SpaceX Stock Decline and Market Impact

SpaceX (NASDAQ:SPCX) closed 16.4% lower on Monday, trading at $154.59, just a few dollars above the $150 IPO opening price on June 12, after having peaked at $225.64 since its trading debut. The 16.4% pullback erased roughly $400 billion of market capitalization, prompting investors to reassess whether the company’s long‑term growth prospects justify its elevated valuation.

The stock continued to slide in Tuesday’s pre‑market session, falling an additional 3.1% by 06:00 ET (10:00 GMT).

Financial Position and Funding

SpaceX disclosed that it held approximately $100.8 billion in cash and cash equivalents as of June 19. On the same day, the company launched a senior unsecured notes offering, stating that the proceeds would be used to repay bridge financing and for general corporate purposes.

Analyst Coverage and Valuation Multiples

KeyBanc initiated coverage of SpaceX with a Sector Weight rating, arguing that the company’s significant long‑term growth opportunities are already reflected in its share price. The brokerage noted that SpaceX trades at roughly 29× price‑to‑sales and 71× EV/EBITDA based on its 2027 estimates, representing a substantial premium to peers across the space, AI, and communications services sectors. Six analysts assigned Buy ratings, while CFRA was the sole firm with a Sell rating.

Business Segments and Revenue Breakdown

SpaceX operates three primary segments:

  • Connectivity (Starlink satellite internet) contributed 61% of 2025 revenue, generating about $11.4 billion and delivering a 63% adjusted EBITDA margin.
  • Space encompasses launch vehicles such as Falcon 9 and the next‑generation Starship.
  • AI includes the Grok chatbot and xAI computing infrastructure, which was formed after the February 2026 merger with Elon Musk’s AI startup.

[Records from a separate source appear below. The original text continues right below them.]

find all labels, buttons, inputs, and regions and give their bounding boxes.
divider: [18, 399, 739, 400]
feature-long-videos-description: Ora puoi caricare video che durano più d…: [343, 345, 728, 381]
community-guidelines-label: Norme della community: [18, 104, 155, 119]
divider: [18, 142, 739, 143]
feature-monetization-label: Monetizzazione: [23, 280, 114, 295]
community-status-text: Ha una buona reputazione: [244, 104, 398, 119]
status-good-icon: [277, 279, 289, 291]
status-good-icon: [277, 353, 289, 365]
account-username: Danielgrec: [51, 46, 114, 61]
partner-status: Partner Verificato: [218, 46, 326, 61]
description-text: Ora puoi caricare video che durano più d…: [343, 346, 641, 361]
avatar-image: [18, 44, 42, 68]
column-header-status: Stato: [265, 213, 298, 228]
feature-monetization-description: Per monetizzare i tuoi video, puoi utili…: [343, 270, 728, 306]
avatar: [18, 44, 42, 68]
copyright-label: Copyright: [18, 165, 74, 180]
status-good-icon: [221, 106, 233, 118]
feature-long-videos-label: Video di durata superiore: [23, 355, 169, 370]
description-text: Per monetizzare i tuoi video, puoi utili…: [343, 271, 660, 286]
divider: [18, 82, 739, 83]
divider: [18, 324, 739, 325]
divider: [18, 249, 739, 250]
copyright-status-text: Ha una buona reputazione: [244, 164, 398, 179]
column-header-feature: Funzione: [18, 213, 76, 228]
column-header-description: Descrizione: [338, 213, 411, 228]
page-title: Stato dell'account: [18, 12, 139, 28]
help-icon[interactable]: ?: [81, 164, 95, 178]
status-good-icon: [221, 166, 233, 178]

AI Segment Contracts and Outlook

Although the AI segment remains loss‑making, it has secured major long‑term compute contracts: a deal with Anthropic valued at roughly $1.25 billion per month and a separate agreement with Google worth about $920 million per month. KeyBanc projects AI segment revenue to reach approximately $50.6 billion by 2027, positioning it as the primary medium‑term growth driver. The firm cautioned that the Grok model has yet to achieve meaningful market traction, holding only 3.1% U.S. business adoption compared with 41% for Anthropic and 39.5% for OpenAI, and described the next 12‑24 months as a “prove it phase.”

Starship Development Timeline

Analysts identified the Starship development schedule as the pivotal variable for the investment case. Starship is essential for deploying next‑generation Starlink V3 satellites, reducing launch costs through full reusability, and eventually enabling orbital data centers. Flight 13 of Starship is slated for June 29, and while analysts remain optimistic about eventual success, they adopt a conservative stance on the timeline.

Share Structure and Ownership

SpaceX has roughly 13 billion shares outstanding, with only about 5% in the initial public float. Elon Musk holds a 42% stake, which is locked up until June 2027.

Analyst Ratings Summary

Six analysts issued Buy recommendations, KeyBanc provided a Sector Weight rating, and CFRA maintained a Sell rating.